I'm one of those people who got to be over 20 without ever having a tooth frozen, and now I can't even have my teeth cleaned without freezing.  It's not for me, of course; it's because the hygenists can't stand to see my pain.  That's what they say, really!  But that means that I can't have all my teeth cleaned at once, since my dentist doesn't like freezing your whole mouth at once, just in case you need it for something.  So, it started with a cleaning, or the first half of one, anyway.

Then came one of those "Oh, you thought your life was doing just fine.  Well, take *this*!" On comes the excuciating toothache. (My sister-in-law swears that toothaches are worse than childbirth, and she's had four kids!)   That led to an hour in the chair of an emergency, on-call-on-Sunday dentist, who announced at the end of the hour that I needed a root canal and she wasn't able to do it.   Great, I thought.  Things are going from bad to worse.  I was right.

Then I went back to my dentist (who lives half-way to the next large city, she's so far into the 'burbs).  She worked on it for an hour or two, and announced that she couldn't do anything either.  (To her credit, she didn't want to charge me for that visit, despite it having taken an hour of her time, and several X-rays of the affected tooth.)  So she referred me to do an endodontist.  I'd never heard of them either, but they're the root canal specialists.  He said he thought he could fix it, and it would cost about $1,000 whether he could or not, and could I please bring the first half to the next appointment, and the remaining amount to the third appointment.  Which I did.

The first appointment took an hour.  The second one took over two hours. Memorable, he said.  An S-shaped root.  And of course, only one "wall" of the tooth was left, and he'd only put in a temporary filling, so I had better get back to my dentist.  Well, by this time, I was about to register for the summer semester (writing comps), which meant I had to be a full-time student. That meant I'd have dental insurance.  So I decided to wait.  But then, before the appointed date arrived, I realized that I had either broken a tooth or a filling or both.   So much for waiting.

I had broken a tooth.  It got fixed.  The temporary filling got replaced.  And an appointment was made with yet another specialist to put on crowns (one on the most recent root canal, another on the tooth that had been root-canal-led before, and had now broken and been repaired and needed to be crowned, too.)  Then, my dentist reminded me, she'd not done a complete check-up in years, and what better time to do fillings and so on than when they were covered by insurance?   So, we did the check-up.

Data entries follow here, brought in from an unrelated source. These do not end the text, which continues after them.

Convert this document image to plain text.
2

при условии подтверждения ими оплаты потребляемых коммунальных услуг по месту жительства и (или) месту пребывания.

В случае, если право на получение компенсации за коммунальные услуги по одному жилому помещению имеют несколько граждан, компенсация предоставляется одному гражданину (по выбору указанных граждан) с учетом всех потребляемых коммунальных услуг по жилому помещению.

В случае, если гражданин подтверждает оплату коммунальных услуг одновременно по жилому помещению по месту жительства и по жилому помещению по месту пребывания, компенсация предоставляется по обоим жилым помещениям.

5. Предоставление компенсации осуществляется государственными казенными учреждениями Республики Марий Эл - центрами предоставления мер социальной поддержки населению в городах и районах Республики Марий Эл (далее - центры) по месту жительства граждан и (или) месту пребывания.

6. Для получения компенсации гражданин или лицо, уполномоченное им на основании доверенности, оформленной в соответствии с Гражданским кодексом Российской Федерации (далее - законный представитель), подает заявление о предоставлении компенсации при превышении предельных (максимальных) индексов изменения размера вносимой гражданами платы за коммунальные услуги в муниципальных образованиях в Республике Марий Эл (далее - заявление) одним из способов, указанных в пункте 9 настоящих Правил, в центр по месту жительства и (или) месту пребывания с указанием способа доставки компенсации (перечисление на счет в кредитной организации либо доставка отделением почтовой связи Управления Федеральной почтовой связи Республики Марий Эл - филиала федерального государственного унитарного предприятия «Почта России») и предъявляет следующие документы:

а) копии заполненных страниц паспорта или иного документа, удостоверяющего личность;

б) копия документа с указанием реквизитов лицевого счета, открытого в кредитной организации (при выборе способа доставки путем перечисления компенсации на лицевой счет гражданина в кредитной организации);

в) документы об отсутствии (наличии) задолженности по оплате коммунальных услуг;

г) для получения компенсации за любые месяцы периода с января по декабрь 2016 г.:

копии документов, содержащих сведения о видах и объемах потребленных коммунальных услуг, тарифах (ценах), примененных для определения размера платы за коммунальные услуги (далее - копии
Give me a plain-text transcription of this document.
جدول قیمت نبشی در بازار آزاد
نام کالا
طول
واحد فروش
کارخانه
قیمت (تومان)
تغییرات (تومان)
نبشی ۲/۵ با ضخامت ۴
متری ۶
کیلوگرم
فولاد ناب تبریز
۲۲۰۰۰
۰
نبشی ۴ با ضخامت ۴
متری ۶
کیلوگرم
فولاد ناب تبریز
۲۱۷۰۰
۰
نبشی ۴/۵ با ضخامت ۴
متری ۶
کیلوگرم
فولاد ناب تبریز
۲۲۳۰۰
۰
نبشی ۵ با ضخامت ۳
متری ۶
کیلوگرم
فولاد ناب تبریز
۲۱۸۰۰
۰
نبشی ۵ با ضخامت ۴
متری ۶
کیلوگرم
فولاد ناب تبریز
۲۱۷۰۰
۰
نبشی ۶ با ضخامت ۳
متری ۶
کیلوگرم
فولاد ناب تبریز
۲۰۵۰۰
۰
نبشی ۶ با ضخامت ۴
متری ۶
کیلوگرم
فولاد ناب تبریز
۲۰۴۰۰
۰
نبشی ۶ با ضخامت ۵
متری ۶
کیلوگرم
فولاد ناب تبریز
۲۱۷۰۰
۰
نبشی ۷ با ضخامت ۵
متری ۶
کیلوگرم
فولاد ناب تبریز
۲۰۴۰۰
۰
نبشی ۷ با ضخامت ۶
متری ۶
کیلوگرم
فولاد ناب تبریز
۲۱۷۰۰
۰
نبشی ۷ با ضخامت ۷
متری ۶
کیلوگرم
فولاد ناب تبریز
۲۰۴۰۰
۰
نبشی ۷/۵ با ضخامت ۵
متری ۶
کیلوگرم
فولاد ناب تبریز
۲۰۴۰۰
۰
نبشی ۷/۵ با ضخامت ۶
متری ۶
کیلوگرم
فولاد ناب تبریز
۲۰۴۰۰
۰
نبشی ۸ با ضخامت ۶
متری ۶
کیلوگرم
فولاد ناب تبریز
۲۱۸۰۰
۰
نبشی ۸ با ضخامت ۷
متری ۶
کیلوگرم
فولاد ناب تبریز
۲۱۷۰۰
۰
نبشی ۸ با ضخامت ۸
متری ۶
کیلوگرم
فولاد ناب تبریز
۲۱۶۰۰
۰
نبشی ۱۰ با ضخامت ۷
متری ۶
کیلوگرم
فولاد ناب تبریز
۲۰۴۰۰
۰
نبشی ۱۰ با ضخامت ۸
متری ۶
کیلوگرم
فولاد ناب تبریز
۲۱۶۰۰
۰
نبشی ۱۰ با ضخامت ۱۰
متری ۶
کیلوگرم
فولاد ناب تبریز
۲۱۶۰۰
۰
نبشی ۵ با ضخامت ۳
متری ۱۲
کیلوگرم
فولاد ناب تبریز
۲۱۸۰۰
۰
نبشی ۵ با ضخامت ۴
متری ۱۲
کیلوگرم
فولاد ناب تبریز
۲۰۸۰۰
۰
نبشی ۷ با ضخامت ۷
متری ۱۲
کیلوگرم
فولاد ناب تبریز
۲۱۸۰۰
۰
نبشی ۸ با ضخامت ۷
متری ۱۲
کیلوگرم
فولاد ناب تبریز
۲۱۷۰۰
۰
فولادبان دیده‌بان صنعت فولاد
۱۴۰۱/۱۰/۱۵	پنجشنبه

No new cavities, was the good news.  Six very old ones that needed replacing was the bad news.  This was done over two appointments, the second of which was today.  Two fillings the first day, four today.  And I still have the crowns to look forward to.  And these won't be simple, because my teeth are too small for crowns, which means that this specialist will burn some of my jawbone, and make it longer so that they can put a crown on the teeth.  And for this, I'm paying big money, since I'll be back to being a part-time student and I've used up my $1,000 worth of dental reimbursements anyway.

I find myself nostalgic for the days when the dentist was also the hygenist, when root canals were rare, and crowns were unheard of. Of course, there was also less use of aenesthetic.  And more pain.  Or was there? More lost teeth, perhaps, but I'm wiling to be the pain factor has evened out.  At least this year. The year of the dentist indeed.